Sudah berjalan satu dekade bangsa itu ingin keluar dari masalah yang melilit dirinya, tetapi nampaknya masih jauh dari harapan bahkan persoalan makin ruwet, makin semrawut, makin tidak teratur dalam segala hal.
Para pemimpin para pemegang kekuasaan masih saja tidak merubah visi, rakyat tetap dikesampingkan, kepentingan pribadi masih sangat menonjol sehingga kebobrokan2 demi kebobrokan nampak dimana2.
Peribahasa jawa '' becik ketitik ala ketara '' sudah menampakkan dirinya. Pada bangsa itu mulai tampak pemimpin yang memang memimpin dan pemimpin yang hanya mencari keuntungan pribadi. Ironisnya justru kelompok yang terahir tadi yang lebih banyak. Korupsi makin menjadi, kolusi dan nepotisme bukannya berkurang. Padahal semangat reformasi kala itu menggebu2 mau memberantas yang namanya KKN tersebut.
Entah kapan bangsa itu bisa keluar dari masalah yang membelitnya. KKN sudah menjadi budaya, tidak lagi merupakan hal yang memalukan, justru merupakan suatu kebanggaan dan dilakukan secara terang2an secara berjamaah, tidak menjadi sesuatu yang rahasia lagi.

Budaya malu sudah hilang........ sesuatu yang sangat mahal harganya, sesuatu yang dapat mecegah perbuatan2 dosa dan tercela.
'' malu sudah hilang ''.........
Mungkinkah bangsa itu-pun akan hilang?

8 comments:

Raf said...

Betul sekali penggambarannya Pak Indro....ibarat lakon wayang kita sudah keluar dari pakem...pakem dari Yang Maha Kuasa...

Salam ,
Raf

Indro Saswanto said...

Dik.Raf, saya berkali2 masuk ke blogg jenengan, tapi gak pernah dibukai pintu.
Saya usul verifikasi katanya dibuanq saja biar tamunya bisa masuk.
Trims dan salam.

Ki Ageng Similikithi said...

Budaya malu nggak ada ya mau gimana lagi. Yang penting kemaluan tetap berfungsi. Ana anggota DPR, bupati kok foto bugil. Jamane jaman edan. Salam

Indro Saswanto said...

Talimakaseh..yang lepot kalo kemaluannia malu malu kuciang.. malu malu tapi mau...

Arief Susetiyo said...

dari sering munculnya kata 2 ied ego super ego di tulisan2nya saya dapat menyjmpulkan bahwa pak ustad ini pengagum SEGMOUND FREUD pelopor psycho analisa yanq top itu

Memang ada hubungannya antara ego super ego dan ID(identitas diri) pada hubungan sosial.
Ego adalah keinginan 2 murni yg terlahir dari diri sendiri yg ingin diwujudkan dalam kehidupan nyata .namun untuk mewujudkannya ia akan bertemu dulu dgn super Ego yang berisi nilai nilai yq hidup ditengah masyarakat yang berfungsi filter atas Ego. setelah difilter oleh SuperEgo
barulah akan dimanifestasikan dalam ID(identitas dirl) dari ID inilah bisa dinilai apakah hubungan antar manusia apa sudah seimbang atau belum.bila Ego tidak banyak tersaring oleh SuperEgo yang nantinya akan memunculkan ID, maka kepentingan pribadi /individu akan menjadi dominan tanpa pertimbangan kepentingan bersama.

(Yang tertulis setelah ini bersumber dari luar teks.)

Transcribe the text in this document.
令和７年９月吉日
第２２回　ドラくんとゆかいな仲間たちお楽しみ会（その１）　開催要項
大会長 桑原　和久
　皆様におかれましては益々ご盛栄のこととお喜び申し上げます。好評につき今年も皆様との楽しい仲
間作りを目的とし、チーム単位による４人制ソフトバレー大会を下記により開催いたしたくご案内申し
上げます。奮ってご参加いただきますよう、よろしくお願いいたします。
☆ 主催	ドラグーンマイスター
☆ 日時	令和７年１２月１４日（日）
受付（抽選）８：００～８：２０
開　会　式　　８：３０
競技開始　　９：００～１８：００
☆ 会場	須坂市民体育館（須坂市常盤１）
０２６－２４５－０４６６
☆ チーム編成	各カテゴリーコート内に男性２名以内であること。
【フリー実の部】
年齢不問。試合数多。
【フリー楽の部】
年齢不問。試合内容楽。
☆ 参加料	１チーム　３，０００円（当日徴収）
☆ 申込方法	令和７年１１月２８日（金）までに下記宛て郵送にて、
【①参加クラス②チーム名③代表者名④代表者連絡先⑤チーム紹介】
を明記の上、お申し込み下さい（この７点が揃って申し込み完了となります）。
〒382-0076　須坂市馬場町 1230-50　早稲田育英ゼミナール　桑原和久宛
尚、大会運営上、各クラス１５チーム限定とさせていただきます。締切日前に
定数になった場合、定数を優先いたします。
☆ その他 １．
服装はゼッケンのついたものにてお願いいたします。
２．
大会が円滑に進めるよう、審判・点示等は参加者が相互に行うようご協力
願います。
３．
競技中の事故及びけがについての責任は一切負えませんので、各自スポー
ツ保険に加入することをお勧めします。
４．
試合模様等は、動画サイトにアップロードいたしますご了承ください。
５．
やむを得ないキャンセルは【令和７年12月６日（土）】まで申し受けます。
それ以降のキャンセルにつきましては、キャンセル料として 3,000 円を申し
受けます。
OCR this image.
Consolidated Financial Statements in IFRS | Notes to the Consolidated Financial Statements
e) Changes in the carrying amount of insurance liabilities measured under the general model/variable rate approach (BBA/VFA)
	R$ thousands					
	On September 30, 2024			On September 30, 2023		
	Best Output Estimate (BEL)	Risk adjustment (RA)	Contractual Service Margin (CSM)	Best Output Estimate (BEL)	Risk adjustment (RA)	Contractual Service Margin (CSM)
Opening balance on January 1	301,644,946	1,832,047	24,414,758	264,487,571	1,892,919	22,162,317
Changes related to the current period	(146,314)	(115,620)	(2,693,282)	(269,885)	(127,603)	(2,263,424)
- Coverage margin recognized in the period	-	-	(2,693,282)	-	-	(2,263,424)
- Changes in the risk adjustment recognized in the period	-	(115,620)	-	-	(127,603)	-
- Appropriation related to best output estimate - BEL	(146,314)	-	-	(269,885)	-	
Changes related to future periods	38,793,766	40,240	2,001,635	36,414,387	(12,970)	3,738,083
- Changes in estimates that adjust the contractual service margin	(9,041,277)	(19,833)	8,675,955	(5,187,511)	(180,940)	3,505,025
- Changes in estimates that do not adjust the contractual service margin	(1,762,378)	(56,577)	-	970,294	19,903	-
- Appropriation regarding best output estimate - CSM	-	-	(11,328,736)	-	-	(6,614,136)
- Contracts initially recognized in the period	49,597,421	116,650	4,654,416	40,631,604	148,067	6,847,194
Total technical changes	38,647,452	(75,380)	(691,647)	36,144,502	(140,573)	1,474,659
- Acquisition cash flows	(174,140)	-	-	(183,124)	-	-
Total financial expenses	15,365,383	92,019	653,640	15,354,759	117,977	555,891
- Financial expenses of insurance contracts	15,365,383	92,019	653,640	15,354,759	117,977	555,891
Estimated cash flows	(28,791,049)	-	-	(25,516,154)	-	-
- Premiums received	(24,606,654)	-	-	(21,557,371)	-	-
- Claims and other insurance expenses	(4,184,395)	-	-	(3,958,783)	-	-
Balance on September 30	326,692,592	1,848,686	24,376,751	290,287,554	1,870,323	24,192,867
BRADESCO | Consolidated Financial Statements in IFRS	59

Kalau menurut Prof.Arief.s hilangnya identitas suatu bangsa spt yang dilukiskan di
atas karena belum terpenuhinya tingkat tingkat kebutuhan sesuai teori ABRAHAM MASLOW.dimana tingkat2 kebutuhan manusia itu ada 5 hirarki yaitu:
▪ kebutuhan fisiologis/dasar
▪ kebutuhan akan rasa aman
dan tenteram
▪ kebutuhan untuk dicintai
dan disayangi
▪ kebutuhan untuk di hargai
▪ kebutuhan untuk
aktualisasi diri
bila kebutuhan dasar belum terpenuhi tak akan mungkin timbul kebutuhan akan rasa aman..dst ..dst' jadi merupakan hirarki.
karena perut lapar,uang tak punya (kebutuhan dasar) maka nyolonglah ia merampoklah ia ngoraklah ia... walaupun dengan resiko kalau ketahuan akan di gebuki dipukuli(tidak timbul kebutuhan rasa aman dan tenteram) dan tak mungkin akan di hargai orang lain(tidak timbul kebutuhan untuk di hargai).
wasalam,
PROF.ARIEF.SMS
NB
sms= sego mateng surak

Indro Saswanto said...

Trims proff, uraiannya yg sangat gamblang.
Salam. dari pak ustadz.

paromo suko said...

Dalam percakapan yang membicarakan maza laloe dengan anak-anak dan ponakan sering komentar yang terdengar: ah, itu kan dulu, pakde, sekarang nggak cocok lagi digunakan.
Ada kesan bahwa segala tentang masa lalu adalah sesuatu yang sudah usang; bentuknya, caranya, pemikirannya dll.
Rupanya sangat diperlukan tepa-tuladha yang lebih berkesan daripada yang sudah ada, berkesan dalam bentuk/rupa, gaya, cara dan hasil yang terbukti efektif.
Gitu kali, ya

Indro Saswanto said...

Setuju 100 persen bulet..... anak2 sekarang lagi bingung.. bedo pelajaran jero kelas... karo kenyataaan jobo kana....polahe wong tuwane.
Jare bu guru nyolong iku elek, jebul wong sik donyane penak '' mal....'' kabeh.